Hastings was born in Los Angeles in 1917. His father, attorney James N. Hastings, practiced into his 90s and died in 1990 at the age of 104.

He played water polo at USC and graduated in 1940. He entered the Navy in 1942—serving on a destroyer in the North Atlantic and teaching navigation and seamanship at UCLA—and left active duty in 1945.

He then served 20 years in the Naval Reserve, part of it as head of the Naval Intelligence Reserve Division of the 11th Naval District, before retiring with the rank of captain.

He earned his law degree, also from USC, in 1948, joining his father’s firm—which became Hastings, Blanchard & Hastings—and handling business and real estate matters.

The future jurist also lectured on insurance law at USC in 1949, and taught business and real property law at Southwestern Law School for 10 years. Hastings also chaired the board of the Bank of Pasadena in 1966 and 1967 and the Commission on the Unauthorized Practice of Law in 1969 and 1970.

He was named chair of the state Disciplinary Board in 1971, serving in that post until May 1972 when he was appointed to the Los Angeles Superior Court by then-Gov. Ronald Reagan. A year later, Reagan elevated him to the Court of Appeal, from which he retired in 1987.

He sat on virtually full-time assignment until 1989, then became a private judge with Alternative Resolution Centers.

For two months in 1986, he sat alongside his son, who was assigned to Div.
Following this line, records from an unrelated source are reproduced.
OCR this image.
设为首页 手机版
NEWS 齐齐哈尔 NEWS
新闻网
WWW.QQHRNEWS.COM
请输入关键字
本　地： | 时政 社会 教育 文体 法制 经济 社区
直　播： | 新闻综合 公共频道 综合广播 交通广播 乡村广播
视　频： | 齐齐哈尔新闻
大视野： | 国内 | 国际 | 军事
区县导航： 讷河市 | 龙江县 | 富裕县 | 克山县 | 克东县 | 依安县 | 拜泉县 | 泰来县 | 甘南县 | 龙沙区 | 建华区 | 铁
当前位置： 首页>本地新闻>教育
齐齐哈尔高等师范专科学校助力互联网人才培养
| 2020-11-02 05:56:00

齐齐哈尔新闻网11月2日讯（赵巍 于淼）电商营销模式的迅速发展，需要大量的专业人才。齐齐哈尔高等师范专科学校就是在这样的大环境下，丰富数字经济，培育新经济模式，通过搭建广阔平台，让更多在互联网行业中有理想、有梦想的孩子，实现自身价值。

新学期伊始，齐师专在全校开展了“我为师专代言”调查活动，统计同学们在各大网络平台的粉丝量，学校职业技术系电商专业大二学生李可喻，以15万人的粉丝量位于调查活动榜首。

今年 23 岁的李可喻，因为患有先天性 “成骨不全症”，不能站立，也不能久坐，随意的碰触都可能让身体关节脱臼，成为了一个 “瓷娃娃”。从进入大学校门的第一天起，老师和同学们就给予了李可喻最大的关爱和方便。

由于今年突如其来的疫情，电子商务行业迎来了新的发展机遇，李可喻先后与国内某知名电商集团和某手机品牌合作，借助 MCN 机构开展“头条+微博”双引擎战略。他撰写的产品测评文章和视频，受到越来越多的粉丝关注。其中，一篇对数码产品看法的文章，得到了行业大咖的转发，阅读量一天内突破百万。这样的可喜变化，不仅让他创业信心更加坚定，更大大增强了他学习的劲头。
Five while serving as a Los Angeles Superior Court  judge. Gary Hastings, who was appointed to Div. Four of the Court of Appeal in 1993 and retired in 2006, remarked yesterday that his father’s nickname on the court was “Gentleman Jim,” reflecting his belief in collegiality, even in the face of disagreement.

There will be no funeral, Gary Hastings said, and the justice’s ashes will be scattered at sea. A private memorial may take place later.

Survivors include the justice’s wife, Margaret (Margie) Hastings, and sons Gary, Neil and Dean Hastings, along with five grandchildren.